Kubernetes deployment:
# Deployment
apiVersion: apps/v1
kind: Deployment
metadata:
name: pod-name
namespace: airflow
spec:
replicas: 1
selector:
matchLabels:
app: pod-name
template:
metadata:
labels:
app: pod-name
spec:
restartPolicy: Always
volumes:
- name: airflow-cfg
configMap:
name: airflow.cfg
- name: dags
emptyDir: {}
containers:
- name: airflow-scheduler
args:
- airflow
- scheduler
image: registry.personal.io:5000/image/path
imagePullPolicy: Always
volumeMounts:
- name: dags
mountPath: /airflow_dags
- name: airflow-cfg
mountPath: /home/airflow/airflow.cfg
subPath: airflow.cfg
env:
- name: EXECUTOR
value: Local
- name: LOAD_EX
value: "n"
- name: FORWARDED_ALLOW_IPS
value: "*"
ports:
- containerPort: 8793
- containerPort: 8080
- name: airflow-webserver
args:
- airflow
- webserver
- --pid
- /tmp/airflow-webserver.pid
image: registry.personal.io:5000/image/path
imagePullPolicy: Always
volumeMounts:
- name: dags
mountPath: /airflow_dags
- name: airflow-cfg
mountPath: /home/airflow/airflow.cfg
subPath: airflow.cfg
ports:
- containerPort: 8793
- containerPort: 8080
env:
- name: EXECUTOR
value: Local
- name: LOAD_EX
value: "n"
- name: FORWARDED_ALLOW_IPS
value: "*"
note: If airflow is run in dev environment (locally instead of kubernetes) it all works perfectly.

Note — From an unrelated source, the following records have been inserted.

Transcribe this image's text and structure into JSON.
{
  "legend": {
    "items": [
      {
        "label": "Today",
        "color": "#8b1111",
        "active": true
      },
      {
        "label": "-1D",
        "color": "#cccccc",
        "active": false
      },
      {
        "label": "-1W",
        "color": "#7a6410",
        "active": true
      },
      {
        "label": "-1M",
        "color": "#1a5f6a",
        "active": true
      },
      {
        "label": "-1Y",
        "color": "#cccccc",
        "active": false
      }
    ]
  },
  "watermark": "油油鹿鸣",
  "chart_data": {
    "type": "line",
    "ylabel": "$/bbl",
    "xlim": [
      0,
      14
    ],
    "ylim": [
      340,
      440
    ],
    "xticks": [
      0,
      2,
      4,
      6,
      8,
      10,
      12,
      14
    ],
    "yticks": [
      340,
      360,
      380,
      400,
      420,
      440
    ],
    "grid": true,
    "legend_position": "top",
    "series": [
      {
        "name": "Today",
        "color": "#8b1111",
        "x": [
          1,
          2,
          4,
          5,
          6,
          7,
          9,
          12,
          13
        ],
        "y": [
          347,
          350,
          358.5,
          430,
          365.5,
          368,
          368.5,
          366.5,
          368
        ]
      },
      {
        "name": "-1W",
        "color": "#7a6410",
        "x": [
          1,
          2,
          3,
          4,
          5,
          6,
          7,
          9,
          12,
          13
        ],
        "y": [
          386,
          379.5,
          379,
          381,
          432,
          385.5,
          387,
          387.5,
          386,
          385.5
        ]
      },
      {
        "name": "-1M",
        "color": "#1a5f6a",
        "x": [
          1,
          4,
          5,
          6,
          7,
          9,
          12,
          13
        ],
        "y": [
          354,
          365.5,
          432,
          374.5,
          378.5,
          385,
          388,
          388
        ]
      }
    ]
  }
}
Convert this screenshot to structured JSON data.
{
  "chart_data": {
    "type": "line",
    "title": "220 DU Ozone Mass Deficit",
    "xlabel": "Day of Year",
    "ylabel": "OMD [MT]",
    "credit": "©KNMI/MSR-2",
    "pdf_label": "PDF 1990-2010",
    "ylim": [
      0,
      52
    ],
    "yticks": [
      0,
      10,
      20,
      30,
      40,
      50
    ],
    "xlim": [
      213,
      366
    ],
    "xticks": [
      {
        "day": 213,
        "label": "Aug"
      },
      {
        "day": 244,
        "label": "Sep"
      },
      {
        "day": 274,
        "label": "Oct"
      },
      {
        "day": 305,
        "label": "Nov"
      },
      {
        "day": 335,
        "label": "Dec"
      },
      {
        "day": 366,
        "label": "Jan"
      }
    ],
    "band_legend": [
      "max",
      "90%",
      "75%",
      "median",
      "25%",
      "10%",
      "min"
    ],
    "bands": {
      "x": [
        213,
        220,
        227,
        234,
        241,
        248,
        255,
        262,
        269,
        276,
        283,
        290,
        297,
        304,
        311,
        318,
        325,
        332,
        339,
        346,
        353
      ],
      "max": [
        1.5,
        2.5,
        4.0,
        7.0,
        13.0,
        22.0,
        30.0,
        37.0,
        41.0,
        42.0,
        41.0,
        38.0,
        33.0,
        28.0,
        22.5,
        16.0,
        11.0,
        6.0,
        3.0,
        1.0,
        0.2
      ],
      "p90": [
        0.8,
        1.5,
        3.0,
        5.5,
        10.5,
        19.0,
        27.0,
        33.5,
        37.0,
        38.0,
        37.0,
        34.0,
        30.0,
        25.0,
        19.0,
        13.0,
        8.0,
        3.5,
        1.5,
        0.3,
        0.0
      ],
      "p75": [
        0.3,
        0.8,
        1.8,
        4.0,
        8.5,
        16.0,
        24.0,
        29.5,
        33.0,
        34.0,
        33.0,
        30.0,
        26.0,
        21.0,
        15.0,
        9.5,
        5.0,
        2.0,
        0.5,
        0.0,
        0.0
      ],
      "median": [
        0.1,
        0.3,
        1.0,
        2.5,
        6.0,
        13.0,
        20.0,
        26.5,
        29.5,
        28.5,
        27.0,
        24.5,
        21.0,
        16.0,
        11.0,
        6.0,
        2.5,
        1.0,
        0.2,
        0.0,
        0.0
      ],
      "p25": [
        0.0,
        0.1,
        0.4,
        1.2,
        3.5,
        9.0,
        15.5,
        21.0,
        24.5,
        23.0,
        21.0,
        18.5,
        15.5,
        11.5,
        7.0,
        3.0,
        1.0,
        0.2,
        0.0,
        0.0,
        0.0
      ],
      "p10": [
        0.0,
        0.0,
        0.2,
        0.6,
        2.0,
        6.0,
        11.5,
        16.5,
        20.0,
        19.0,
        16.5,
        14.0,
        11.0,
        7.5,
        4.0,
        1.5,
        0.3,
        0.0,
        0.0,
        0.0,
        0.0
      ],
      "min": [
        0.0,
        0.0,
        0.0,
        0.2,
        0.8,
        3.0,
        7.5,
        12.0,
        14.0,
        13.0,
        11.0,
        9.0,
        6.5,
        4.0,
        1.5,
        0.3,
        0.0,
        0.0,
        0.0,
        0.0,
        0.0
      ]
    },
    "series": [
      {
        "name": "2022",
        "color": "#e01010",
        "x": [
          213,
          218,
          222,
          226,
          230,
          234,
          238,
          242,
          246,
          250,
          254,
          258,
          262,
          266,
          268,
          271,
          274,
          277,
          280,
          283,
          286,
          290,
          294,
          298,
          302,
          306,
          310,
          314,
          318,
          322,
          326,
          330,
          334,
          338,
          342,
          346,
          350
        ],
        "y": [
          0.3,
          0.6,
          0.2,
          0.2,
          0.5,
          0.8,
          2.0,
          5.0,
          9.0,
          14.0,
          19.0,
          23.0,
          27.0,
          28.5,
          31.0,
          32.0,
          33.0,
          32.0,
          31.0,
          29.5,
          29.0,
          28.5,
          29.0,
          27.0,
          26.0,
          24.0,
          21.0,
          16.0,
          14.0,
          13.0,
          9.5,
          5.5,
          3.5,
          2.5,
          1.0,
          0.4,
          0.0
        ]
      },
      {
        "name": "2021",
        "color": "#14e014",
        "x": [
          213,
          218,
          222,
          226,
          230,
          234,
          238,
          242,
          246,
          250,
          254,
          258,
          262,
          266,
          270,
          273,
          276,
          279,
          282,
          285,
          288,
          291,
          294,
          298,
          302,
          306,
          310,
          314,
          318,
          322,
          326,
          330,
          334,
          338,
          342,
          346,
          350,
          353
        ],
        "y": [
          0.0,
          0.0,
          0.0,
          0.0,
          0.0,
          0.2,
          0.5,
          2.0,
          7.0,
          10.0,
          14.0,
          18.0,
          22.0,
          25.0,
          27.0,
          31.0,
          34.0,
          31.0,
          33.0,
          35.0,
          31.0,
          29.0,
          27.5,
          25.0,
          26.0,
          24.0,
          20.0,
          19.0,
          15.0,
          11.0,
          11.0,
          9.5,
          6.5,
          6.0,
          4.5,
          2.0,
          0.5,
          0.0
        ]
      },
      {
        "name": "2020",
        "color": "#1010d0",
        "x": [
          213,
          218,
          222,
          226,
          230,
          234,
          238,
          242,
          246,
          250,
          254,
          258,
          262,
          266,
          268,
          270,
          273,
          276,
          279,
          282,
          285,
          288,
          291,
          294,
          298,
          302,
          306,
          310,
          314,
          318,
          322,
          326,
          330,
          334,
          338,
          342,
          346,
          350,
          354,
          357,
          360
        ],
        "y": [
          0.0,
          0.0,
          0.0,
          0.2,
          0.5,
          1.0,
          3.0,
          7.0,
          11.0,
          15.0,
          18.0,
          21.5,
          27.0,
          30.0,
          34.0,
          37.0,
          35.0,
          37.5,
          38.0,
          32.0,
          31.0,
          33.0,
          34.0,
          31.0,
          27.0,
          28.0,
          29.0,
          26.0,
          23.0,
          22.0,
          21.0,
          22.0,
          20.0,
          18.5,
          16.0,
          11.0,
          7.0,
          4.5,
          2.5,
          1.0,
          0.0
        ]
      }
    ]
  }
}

Airflow deletes the pods after task completion, could it be that the pods are just missing so it can't access their logs?
Try set to see if that's the case AIRFLOW__KUBERNETES__DELETE_WORKER_PODS=False
When running airflow on Kubernetes I suggest using remote logging (e.g. s3) this way the logs are kept when the pods are deleted.